He did two tours. The details of what happened overseas are his. What came home with him is what matters here: a mind that would not stop replaying the worst moments of his life.
The War That Followed Him Home
Post-traumatic stress disorder is not a weakness. It is a wound — an injury to the mind as real as a bullet wound to the body. For him, it manifested as nightmares that left him drenched in sweat and screaming. Hypervigilance that made supermarkets feel like combat zones. Flashbacks triggered by car horns, fireworks, a door slamming too hard.
The VA prescribed medication. It took the edge off but could not reach the core. Therapy helped him understand what was happening. It did not stop it from happening.
His wife stayed. That was its own miracle. But she was watching the man she married disappear behind a wall of survival instincts that no longer had a war to fight.
A Veterans' Prayer Group
A friend — another veteran — invited him to a small group that met at a church on Tuesday evenings. Not a Bible study. Not a service. A prayer group specifically for veterans. Men who had been where he had been.
He went because his friend asked. He sat in the back. He did not close his eyes during prayer because closing his eyes triggered flashbacks. He gripped the chair and waited for it to be over.
But the Holy Spirit was in that room. Not loudly. Gently. The other men prayed over him — not with theological language but with the words of men who knew combat and knew God. "Holy Spirit, go where the medication cannot reach. Heal what the therapist cannot access."
The Nightmares Stopped
That night, for the first time in three years, he slept through the night. No nightmares. No cold sweats. No screaming.
His wife woke at 3am out of habit — she was used to comforting him. He was sleeping peacefully. She cried quietly so she would not wake him.
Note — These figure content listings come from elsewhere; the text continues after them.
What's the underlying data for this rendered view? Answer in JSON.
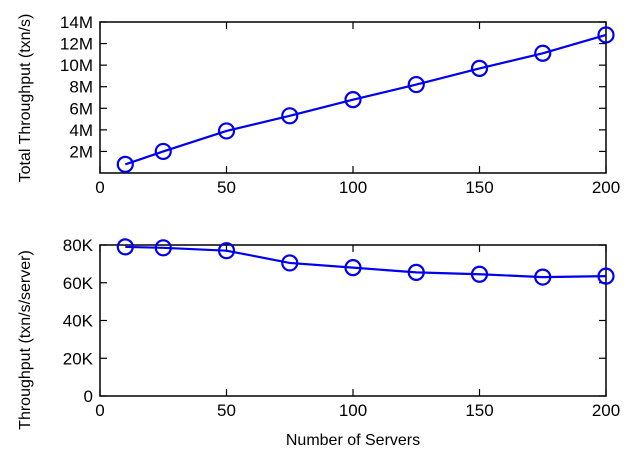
{
  "chart_data": [
    {
      "type": "line",
      "title": "",
      "xlabel": "",
      "ylabel": "Total Throughput (txn/s)",
      "xlim": [
        0,
        200
      ],
      "ylim": [
        0,
        14000000
      ],
      "xticks": [
        0,
        50,
        100,
        150,
        200
      ],
      "xtick_labels": [
        "0",
        "50",
        "100",
        "150",
        "200"
      ],
      "yticks": [
        2000000,
        4000000,
        6000000,
        8000000,
        10000000,
        12000000,
        14000000
      ],
      "ytick_labels": [
        "2M",
        "4M",
        "6M",
        "8M",
        "10M",
        "12M",
        "14M"
      ],
      "grid": false,
      "series": [
        {
          "color": "#0000ee",
          "marker": "circle",
          "x": [
            10,
            25,
            50,
            75,
            100,
            125,
            150,
            175,
            200
          ],
          "y": [
            800000,
            2000000,
            3900000,
            5300000,
            6800000,
            8200000,
            9700000,
            11100000,
            12800000
          ]
        }
      ]
    },
    {
      "type": "line",
      "title": "",
      "xlabel": "Number of Servers",
      "ylabel": "Throughput (txn/s/server)",
      "xlim": [
        0,
        200
      ],
      "ylim": [
        0,
        80000
      ],
      "xticks": [
        0,
        50,
        100,
        150,
        200
      ],
      "xtick_labels": [
        "0",
        "50",
        "100",
        "150",
        "200"
      ],
      "yticks": [
        0,
        20000,
        40000,
        60000,
        80000
      ],
      "ytick_labels": [
        "0",
        "20K",
        "40K",
        "60K",
        "80K"
      ],
      "grid": false,
      "series": [
        {
          "color": "#0000ee",
          "marker": "circle",
          "x": [
            10,
            25,
            50,
            75,
            100,
            125,
            150,
            175,
            200
          ],
          "y": [
            79000,
            78500,
            77000,
            70500,
            68000,
            65500,
            64500,
            63000,
            63500
          ]
        }
      ]
    }
  ]
}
The nightmares did not return. The hypervigilance began to ease over the following weeks. He could close his eyes during prayer without flashback. He could hear a loud noise without reaching for a weapon that was not there.
The Holy Spirit Enters the Combat Zone
The Holy Spirit went to the combat zone in his mind — the one that kept replaying on a loop — and declared it over. Not the memory. The power of the memory. The grip it had on his nervous system. The authority it held over his sleep.
If you are a veteran carrying wounds that no one can see — the Holy Spirit sees them. He is not intimidated by what you experienced. He reaches the places medication manages and therapy maps, and He heals them.
You served. Now let the Holy Spirit serve you.